No necessity exists to state the case at any length. It is sufficient to say that the bail bond, the forfeiture of which formed the basis of the judgment, was dated “this---day of February, A. D. 194.1.” It showed to have been “taken and approved” by the sheriff on “the 11th day of Feb. A. D. 1941.”

The scire facias, which forms not only the State’s pleading in a bond forfeiture case but also the citation to the sureties, described the bond as having been dated the “11th day of February, A. D. 1941, — — —.” There is no explanatory allegation that the bond was in fact executed on that date.

The appellant objected to the admission in evidence of the bond, because of a variance between the two dates. It is insisted that the objection was well taken and should have been sustained, under the authority of O’Clare et al v. State, 138 Tex. Cr. R. 32, 133 S. W. (2d) 779. The State insists that there was no variance and that the objection was properly overruled, under the authority of Mills et al v. State, 35 S. W. 370.

In the O’Clare case, the bond was not dated. It was taken and approved by the sheriff on the 18th day of December, A. D. 1937. The judgment nisi and the scire facias recited that the bond was dated the 15th day of December, 1937. A direct variance thus existed between the date of the approval of the bond by the sheriff and the date alleged in the scire facias. This *139court held that such variance, that is, between the date of the bond and that alleged in the scire facias, was fatal to a recovery on the bond.

In the Mills case, the bond was not dated, but was approved on the 23rd day of January, A. D. 1895. The scire facias alleged. that the date of the bond was the same as the date of its approval by the officer.

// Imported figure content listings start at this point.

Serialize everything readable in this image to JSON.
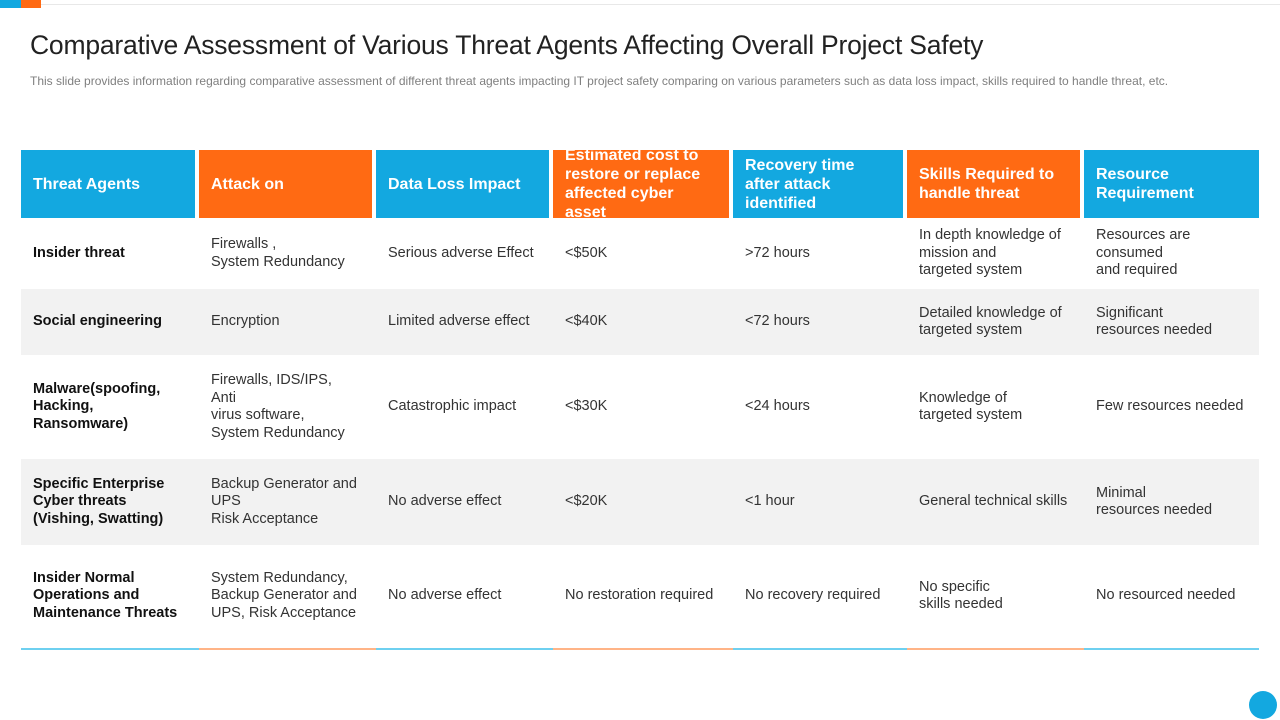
{
  "title": "Comparative Assessment of Various Threat Agents Affecting Overall Project Safety",
  "subtitle": "This slide provides information regarding comparative assessment of different threat agents impacting IT project safety comparing on various parameters such as data loss impact, skills required to handle threat, etc.",
  "colors": {
    "blue": "#13a8e0",
    "orange": "#ff6a13",
    "row_shade": "#f2f2f2"
  },
  "table": {
    "headers": [
      "Threat Agents",
      "Attack on",
      "Data Loss Impact",
      "Estimated cost to restore or replace affected cyber asset",
      "Recovery time after attack identified",
      "Skills Required to handle threat",
      "Resource Requirement"
    ],
    "rows": [
      [
        "Insider threat",
        "Firewalls ,\nSystem Redundancy",
        "Serious adverse Effect",
        "<$50K",
        ">72 hours",
        "In depth knowledge of\nmission and\ntargeted system",
        "Resources are\nconsumed\nand required"
      ],
      [
        "Social engineering",
        "Encryption",
        "Limited adverse effect",
        "<$40K",
        "<72 hours",
        "Detailed knowledge of\ntargeted system",
        "Significant\n resources needed"
      ],
      [
        "Malware(spoofing,\nHacking,\nRansomware)",
        "Firewalls, IDS/IPS, Anti\nvirus software,\nSystem Redundancy",
        "Catastrophic impact",
        "<$30K",
        "<24 hours",
        "Knowledge of\ntargeted system",
        "Few resources needed"
      ],
      [
        "Specific Enterprise\nCyber threats\n(Vishing,  Swatting)",
        "Backup Generator and\nUPS\nRisk Acceptance",
        "No adverse effect",
        "<$20K",
        "<1 hour",
        "General technical skills",
        "Minimal\nresources needed"
      ],
      [
        "Insider Normal\nOperations and\nMaintenance Threats",
        "System Redundancy,\nBackup Generator and\nUPS, Risk Acceptance",
        "No adverse effect",
        "No restoration required",
        "No recovery required",
        "No specific\nskills needed",
        "No resourced needed"
      ]
    ]
  }
}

Under such facts, this court held that no variance existed between the bond and the scire facias, under the rule that, where the bond is not dated, it will, in the absence of a contrary showing, be presumed to have been executed on the date it was approved by the officer.

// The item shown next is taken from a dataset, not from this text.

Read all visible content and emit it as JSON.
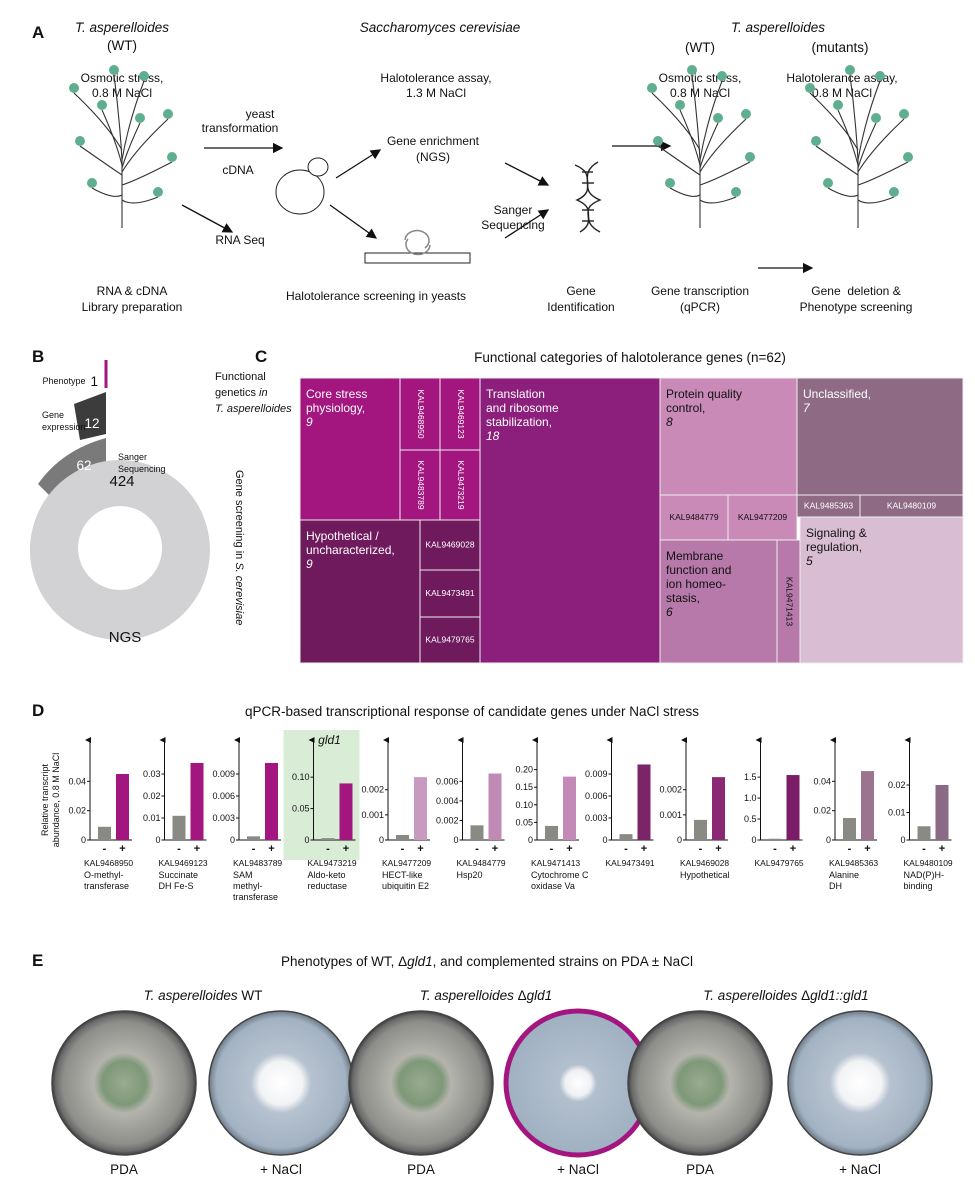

In the instant case, the bond was not dated. The scire facias alleged the date thereof to be that on which the sheriff approved it. Such was the exact situation existing in the Mills case; and, unless there exists another reason requiring a contrary conclusion, the Mills case is controlling here. There does, however, exist in this case a reason why the Mills case does not, and cannot apply here. ■ This difference rests in the fact that the bond in the instant case required the principal to appear before the District Court of Wood County on “the 10th day of February, A. D. 1941,” which was one day prior to the date of the approval of the bond by the sheriff. If the presumption be here applied that the bond was executed on the day of its approval by the sheriff, in the absence of a date of execution shown on the bond, then we would have a bond which required the principal to appear at a date anterior to the time the bond was executed, which would render the bond invalid as being impossible of performance by the principal. Butler et al v. State, 19 S. W. 676, 31 Tex. Cr. R. 63.

From what has been said, it is apparent that the Mills case is neither applicable nor controlling. The variance, as insisted by appellants, existed, and the rule announced in the O’Clare case is controlling.

The judgment of the trial court is reversed and the cause remanded.

The foregoing opinion of the Commission of Appeals has been examined by the Judges of the Court of Criminal Appeals and approved by the Court.